Le goût du voyage

Si ma valise pouvait parler, elle dirait que je la confonds trop souvent avec le sac de Mary Poppins. Je suis persuadée que je peux y faire rentrer tout et n’importe quoi en évitant l’excès de bagage par magie. Paradoxalement, plus j’avance dans l’âge, plus je nourris le secret espoir de voyager avec l’élégance du personnage de Margherita Buy dans le film “Je voyage toute seule”.  En réalité, c’est tout à fait impossible. Il faudrait pour atteindre cet idéal renoncer à mon goût du voyage. C’est à cause de lui que l’on peut m’apercevoir à l’aéroport exhibant le profil gracieux d’un bonhomme Michelin relooké par un épouvantail, portant 3 pulls, 3 t-shirts, accumulant les couches et les poches remplies avant d’arriver à ma place dans l’avion. Tout ça pour libérer de l’espace dans la valise.

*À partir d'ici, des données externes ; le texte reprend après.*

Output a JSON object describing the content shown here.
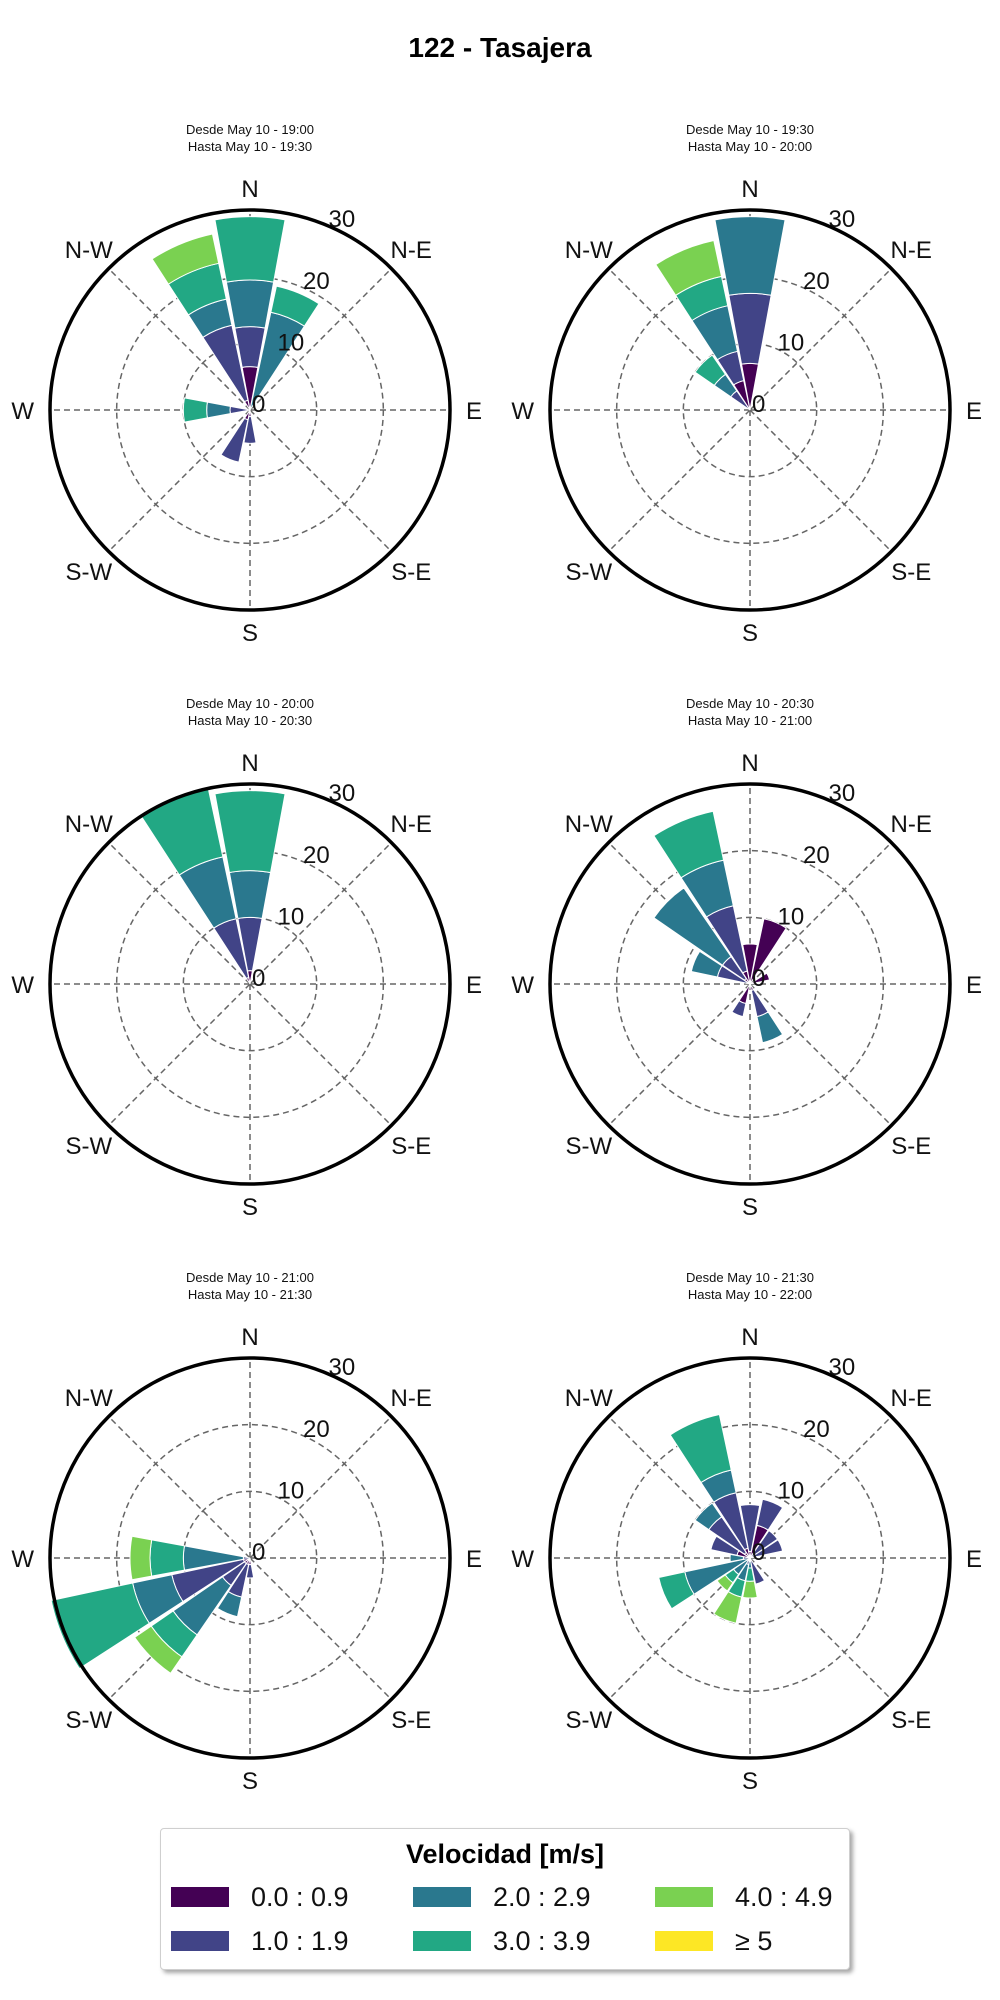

Comme si, en rapportant dans ma valise des choses à manger et à boire, j’emportais un peu du voyage, croquant dans ma mémoire, retrouvant par le goût la saveur d’un moment et la matière d’un souvenir. Je conseille toujours de rapporter des souvenirs qui se mangent et se boivent. Au-delà de donner à vos étagères une certaine allure, ils vous feront prendre la tangente en quelques bouchées, redonneront au quotidien le savoureux goût de l’ailleurs. Et ils disent tant de la culture de l’endroit dont vous revenez. Et, une bouchée en amenant une autre, tant de son identité.

Mon voyage à São Miguel, aux Açores, n'a pas fait exception à la règle. On voit des paysages merveilleux, on y vit quatre saisons en une journée et peu de mots réussissent à traduire l’âme troublée de l’île ou le sentiment de liberté qui vous envahit par vagues lorsque vous randonnez sur les cimes, entre les lacs et l’océan. Je ne peux vous recommander d’aller à São Miguel et de réserver de la place dans votre valise pour le retour. Dans la mienne, j’ai glissé un extraordinaire vin blanc produit avec les vignes volcaniques de Terceira, Magma, minéral, frappé d’embruns, un fromage que l’on ne produit que dans une seule ferme de Miraflores, la plus petite île des Açores. Au rayon boissons encore, du thé vert car c’est le seul endroit où il pousse en Europe et Cha Gorreana existe depuis 1884. Et, bien sûr, j’ai rapporté des conserves de filets de thon des Açores de Corretera, conserverie de São Miguel. Ceux-là étaient plongés dans un bon bain d’huile d’olive bio, du genre que l’on claque sur un morceau de pain grillé à l’heure où l’on ferme son ordi. Les plus gloutons iront jouer la rencontre entre le vin blanc minéral et le thon à l’apéro, et ils auraient raison. Terre et mer ont des choses à se dire. J’ai testé et approuvé à plusieurs reprises et je ne peux que vous encourager à reproduire ce petit miracle à la maison, d’autant qu’en fermant les yeux, vous verrez peut-être la silhouette capricieuse de São Miguel apparaître à l’horizon…

Illustration de Furze Chan

P.S : toutes ces spécialités proviennent de la géniale petite boutique “O Rei dos Queijos”, à Ponta Delgada (São Miguel). Contrairement à ce que le nom laisse présager, cette boutique vend de délicieux fromages mais aussi tout ce que les 9 îles des Açores produisent de meilleur.